The ministry’s hope is that these State-owned firms will absorb some imported technologies, recycle them and preserve the myth of indigenous defence production for another decade. The subtext to Antonyspeak should be: you need to change so you can keep pulling the wool over India’s eyes.
The defence ministry loves the term ‘technology transfer’. These are weasel words. Every study shows this to be a way to temporarily get obsolete knowhow. Transfers are like cheat-sheets. They keep you from doing the hard work of really learning something. The State-owned defence firms are like students who mug enough to get past each exam and graduate with blank minds.
In 2005, DRDO spoke of making 70% of Indian defence equipment at home. But the figures haven’t change in all these years, says Air Vice-Marshal Kapil Kak of the Centre for Air Power Studies. “Government stonewalling has meant there has been no energising of the defence sector.” Officially, India is at 30% indigenisation. So much of this is screwdriver work, says Brigadier Gurmeet Kanwal of the Centre for Land Warfare Studies, “That the actual figure is 20% or less.”
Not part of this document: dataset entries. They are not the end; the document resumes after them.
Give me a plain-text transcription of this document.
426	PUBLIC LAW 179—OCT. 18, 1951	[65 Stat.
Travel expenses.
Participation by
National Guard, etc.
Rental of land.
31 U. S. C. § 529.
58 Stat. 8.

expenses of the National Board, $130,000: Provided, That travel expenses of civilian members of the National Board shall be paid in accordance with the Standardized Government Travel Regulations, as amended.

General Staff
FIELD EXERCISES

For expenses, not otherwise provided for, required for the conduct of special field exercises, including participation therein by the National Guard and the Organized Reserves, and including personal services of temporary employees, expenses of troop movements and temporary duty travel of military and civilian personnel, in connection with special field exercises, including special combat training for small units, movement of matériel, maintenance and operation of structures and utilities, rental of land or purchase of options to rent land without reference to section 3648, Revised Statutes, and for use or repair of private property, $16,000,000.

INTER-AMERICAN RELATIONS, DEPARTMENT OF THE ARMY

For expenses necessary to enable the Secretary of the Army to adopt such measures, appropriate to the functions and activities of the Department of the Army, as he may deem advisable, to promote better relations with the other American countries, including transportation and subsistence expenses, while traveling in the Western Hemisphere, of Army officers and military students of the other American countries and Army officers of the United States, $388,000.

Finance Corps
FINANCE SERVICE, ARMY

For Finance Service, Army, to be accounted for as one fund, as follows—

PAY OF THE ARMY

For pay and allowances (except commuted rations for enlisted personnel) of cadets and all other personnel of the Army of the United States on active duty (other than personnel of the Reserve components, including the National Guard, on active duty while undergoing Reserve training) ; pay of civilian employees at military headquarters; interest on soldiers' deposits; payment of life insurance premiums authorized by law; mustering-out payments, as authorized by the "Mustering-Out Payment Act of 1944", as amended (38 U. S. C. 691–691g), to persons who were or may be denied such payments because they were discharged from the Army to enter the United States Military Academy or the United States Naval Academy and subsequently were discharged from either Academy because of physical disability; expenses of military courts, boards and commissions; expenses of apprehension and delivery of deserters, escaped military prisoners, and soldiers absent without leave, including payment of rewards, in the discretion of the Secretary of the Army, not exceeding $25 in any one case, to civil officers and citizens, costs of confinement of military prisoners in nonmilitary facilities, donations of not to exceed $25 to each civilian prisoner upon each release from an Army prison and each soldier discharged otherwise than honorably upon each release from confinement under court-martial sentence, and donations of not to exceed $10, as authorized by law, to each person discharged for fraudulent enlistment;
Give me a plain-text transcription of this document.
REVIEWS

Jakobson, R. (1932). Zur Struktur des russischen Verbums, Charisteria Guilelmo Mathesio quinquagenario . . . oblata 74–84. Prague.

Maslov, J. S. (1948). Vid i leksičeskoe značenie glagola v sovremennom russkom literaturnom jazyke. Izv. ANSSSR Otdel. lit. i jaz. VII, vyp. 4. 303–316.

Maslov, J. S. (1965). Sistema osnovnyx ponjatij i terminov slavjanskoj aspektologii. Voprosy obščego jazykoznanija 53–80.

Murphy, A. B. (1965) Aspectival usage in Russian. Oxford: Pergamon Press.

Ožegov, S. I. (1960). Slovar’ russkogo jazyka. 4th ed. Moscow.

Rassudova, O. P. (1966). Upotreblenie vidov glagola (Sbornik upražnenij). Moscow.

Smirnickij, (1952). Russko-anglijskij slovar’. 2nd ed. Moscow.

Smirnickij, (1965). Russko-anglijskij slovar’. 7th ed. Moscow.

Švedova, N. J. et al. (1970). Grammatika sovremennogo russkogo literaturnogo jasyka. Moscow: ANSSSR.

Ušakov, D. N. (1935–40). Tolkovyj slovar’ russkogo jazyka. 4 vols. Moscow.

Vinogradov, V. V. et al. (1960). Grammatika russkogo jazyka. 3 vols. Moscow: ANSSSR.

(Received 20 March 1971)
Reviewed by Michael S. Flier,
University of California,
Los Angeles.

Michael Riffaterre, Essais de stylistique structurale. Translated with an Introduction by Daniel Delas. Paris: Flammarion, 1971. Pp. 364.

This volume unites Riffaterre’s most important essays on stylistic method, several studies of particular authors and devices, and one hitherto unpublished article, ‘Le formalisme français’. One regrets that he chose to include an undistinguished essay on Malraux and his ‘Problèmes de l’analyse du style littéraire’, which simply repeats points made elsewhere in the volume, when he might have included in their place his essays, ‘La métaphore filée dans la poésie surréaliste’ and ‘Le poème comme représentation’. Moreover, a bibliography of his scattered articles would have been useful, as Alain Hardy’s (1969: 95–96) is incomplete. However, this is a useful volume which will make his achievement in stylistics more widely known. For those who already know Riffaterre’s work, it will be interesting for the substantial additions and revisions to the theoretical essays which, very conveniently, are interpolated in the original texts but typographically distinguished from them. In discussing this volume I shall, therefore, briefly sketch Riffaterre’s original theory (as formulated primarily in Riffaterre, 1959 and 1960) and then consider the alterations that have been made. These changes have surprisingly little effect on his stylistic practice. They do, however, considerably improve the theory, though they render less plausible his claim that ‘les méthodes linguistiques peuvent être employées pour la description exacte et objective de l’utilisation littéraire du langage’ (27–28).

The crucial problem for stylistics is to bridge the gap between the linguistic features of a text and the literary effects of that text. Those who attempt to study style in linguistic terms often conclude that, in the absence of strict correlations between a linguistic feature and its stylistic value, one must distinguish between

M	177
The Tatra truck, left-hand drive after 25 years, is only a more glaring example of this import-and-assemble game.
Antony and the ministry offer lip service to private sector involvement . But they have done little to make defence production attractive to such firms. Their vision is one of private firms serving as subcontractors to State-owned firms.
The Indian private sector is almost seen as the Enemy. Defence officials admit Hindustan Aeronautics prefers India import rather than get the Indian private sector involved. Such is their fear that India Inc will marginalise them.
In effect, India spends to maintain the military-industrial capacity of others who are too decrepit, like Russia, or too small, like Israel and France, to stand on their own feet. India’s government defence firms serve as their cutouts. At the Prime Minister’s Office, it is fully understood that the lack of an indigenous defence sector with real innovative capacity makes a mockery of India’s great power ambitions.
Defence ministry mandarins are not wrong in claiming that in 90% of the contracts, Indian private firms don’t have the capacity. What is needed is a long-term policy of developing exactly that. This would require the military to produce stable, long-term plans regarding arms procurements. The present system, especially prevalent in the army, of piecemeal and ever-changing weapons orders inflates prices and keeps Indian businesses away.
It would require the ministry to allow Indian private firms to be junior partners in ventures with overseas firms. “Foreign collaboration is needed for design knowhow,” says Vice-Admiral Premvir Das of the Aspen Institute of India. Indian private defence companies are the first to say this is the best means to absorb military tech and grasp the crown jewels of defence knowhow – complex processes like systems integration.
There is no doubt that India’s private manufacturers can produce the sort of engineering components even high-end fighters require. They have shown this in the automobile sector, notes Kak, where they produce components that match Japanese and German precision.
Combining this manufacturing capacity with India’s software sector – half the cost of advanced defence systems is binary code writing – the foundations for a competitive arms business can be laid. The other path: decades more of Buying Foreign, Faking Indian.